WHEN 42 PUBLIC UTILITY COMMISSIONERS HUDDLED in private recently at the Brown Palace Hotel in Denver to discuss their roles come 2003, they came to a striking conclusion: Someday they might be out of business. Some said it would take five years, others said as long as 10.
"There was quite a bit of discussion and interest in commissions actually formulating what they call an 'exit plan,' by which they meant, in a kind of systematic way ... being prepared to wind back on their regulatory oversight," says Douglas N. Jones, director of the National Regulatory Research Institute, co-sponsor of the Commissioners Summit. "I'd not heard that before. And I've been in [regulation] 38 years."

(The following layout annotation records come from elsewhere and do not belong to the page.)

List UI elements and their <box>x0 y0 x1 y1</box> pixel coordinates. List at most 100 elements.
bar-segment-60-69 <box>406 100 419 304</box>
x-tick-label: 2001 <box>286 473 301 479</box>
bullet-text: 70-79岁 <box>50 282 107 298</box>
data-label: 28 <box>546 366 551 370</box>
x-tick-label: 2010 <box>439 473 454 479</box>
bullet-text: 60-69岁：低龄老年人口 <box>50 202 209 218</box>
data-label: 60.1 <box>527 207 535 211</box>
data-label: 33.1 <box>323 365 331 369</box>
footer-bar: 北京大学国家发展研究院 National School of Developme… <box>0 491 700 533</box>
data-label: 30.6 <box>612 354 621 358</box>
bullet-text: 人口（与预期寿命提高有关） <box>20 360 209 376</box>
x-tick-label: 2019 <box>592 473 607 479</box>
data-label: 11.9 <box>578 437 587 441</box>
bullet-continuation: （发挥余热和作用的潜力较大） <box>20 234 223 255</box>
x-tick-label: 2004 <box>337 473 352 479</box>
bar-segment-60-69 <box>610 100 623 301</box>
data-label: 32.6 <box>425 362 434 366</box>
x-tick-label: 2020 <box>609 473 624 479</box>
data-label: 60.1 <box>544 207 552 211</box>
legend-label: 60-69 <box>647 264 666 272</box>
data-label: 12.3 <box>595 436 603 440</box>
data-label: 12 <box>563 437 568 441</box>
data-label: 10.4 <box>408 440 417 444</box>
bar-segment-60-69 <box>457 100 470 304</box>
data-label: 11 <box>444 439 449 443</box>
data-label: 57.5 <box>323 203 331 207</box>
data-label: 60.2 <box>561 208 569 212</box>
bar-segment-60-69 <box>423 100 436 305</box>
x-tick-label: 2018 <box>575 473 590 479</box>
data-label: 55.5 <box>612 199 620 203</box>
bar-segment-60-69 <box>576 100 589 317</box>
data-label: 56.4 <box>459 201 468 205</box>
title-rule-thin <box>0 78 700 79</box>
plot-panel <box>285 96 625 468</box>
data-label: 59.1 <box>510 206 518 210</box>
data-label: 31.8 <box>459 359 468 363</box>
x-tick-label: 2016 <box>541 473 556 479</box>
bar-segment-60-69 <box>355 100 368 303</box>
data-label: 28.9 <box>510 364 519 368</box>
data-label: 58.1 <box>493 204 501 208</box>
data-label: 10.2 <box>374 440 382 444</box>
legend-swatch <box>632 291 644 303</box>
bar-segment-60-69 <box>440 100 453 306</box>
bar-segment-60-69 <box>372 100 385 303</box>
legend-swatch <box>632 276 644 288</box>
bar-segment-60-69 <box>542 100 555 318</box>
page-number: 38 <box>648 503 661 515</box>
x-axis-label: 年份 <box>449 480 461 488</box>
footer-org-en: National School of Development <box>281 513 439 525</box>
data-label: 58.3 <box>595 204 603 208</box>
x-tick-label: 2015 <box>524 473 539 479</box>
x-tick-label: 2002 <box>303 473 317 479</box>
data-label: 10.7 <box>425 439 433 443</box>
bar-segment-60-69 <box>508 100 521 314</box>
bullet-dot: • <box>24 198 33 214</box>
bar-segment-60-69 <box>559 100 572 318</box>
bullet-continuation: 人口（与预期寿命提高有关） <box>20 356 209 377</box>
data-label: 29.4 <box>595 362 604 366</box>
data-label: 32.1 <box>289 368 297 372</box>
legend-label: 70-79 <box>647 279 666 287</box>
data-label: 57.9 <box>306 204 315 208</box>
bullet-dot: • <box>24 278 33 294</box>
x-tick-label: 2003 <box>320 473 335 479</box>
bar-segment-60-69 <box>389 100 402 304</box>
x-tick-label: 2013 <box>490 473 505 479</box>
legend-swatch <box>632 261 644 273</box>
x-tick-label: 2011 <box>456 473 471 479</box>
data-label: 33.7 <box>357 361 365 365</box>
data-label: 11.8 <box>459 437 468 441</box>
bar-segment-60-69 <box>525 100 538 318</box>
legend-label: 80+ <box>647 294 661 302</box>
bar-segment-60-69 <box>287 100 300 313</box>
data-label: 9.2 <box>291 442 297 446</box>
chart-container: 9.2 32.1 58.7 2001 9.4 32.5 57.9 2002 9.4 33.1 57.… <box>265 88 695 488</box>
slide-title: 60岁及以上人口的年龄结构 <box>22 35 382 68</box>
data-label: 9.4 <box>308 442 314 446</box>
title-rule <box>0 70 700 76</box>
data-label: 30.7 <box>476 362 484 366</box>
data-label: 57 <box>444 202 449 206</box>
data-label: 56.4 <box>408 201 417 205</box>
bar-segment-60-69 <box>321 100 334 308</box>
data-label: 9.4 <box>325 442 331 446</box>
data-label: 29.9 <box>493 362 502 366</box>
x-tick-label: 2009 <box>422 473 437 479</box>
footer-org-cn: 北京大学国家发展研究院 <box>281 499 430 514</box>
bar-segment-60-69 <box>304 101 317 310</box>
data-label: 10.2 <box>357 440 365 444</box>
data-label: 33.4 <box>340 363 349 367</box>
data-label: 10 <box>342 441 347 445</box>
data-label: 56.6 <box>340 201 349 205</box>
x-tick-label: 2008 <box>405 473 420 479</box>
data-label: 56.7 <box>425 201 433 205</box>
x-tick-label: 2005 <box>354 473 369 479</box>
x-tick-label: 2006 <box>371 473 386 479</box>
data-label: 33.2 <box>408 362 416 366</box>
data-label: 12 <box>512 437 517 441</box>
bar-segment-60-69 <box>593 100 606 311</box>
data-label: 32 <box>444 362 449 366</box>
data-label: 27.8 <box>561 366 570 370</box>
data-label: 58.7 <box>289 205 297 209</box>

"I think it is a reasonable goal to work ourselves out of a job, over some period," agrees R. Brent Alderfer of the Colorado Public Utilities Commission, a summit attendee. "We're now the B-52 of utility regulation ... it's time to trade it in for the B-1, or something a little more flexible."
The conclusions of members from 28 commissions, reported by a half-dozen attendees interviewed after the gathering, were a fitting adjunct to an NRRI report that served as the summit primer. Called Organizational Transformation: Ensuring the Relevance of Public Utility Commissions, the white paper captures conclusions of a similar 1995 get-together, also sponsored by NRRI and the National Association of Regulatory Utility Commissioners.
The report confirms that commissions must change their culture, staffing and skills to ready for deregulated utility markets. They must prepare for a world where there are no more rate cases. Commissions must transform the public into educated consumers while also assessing their own performance as public bodies.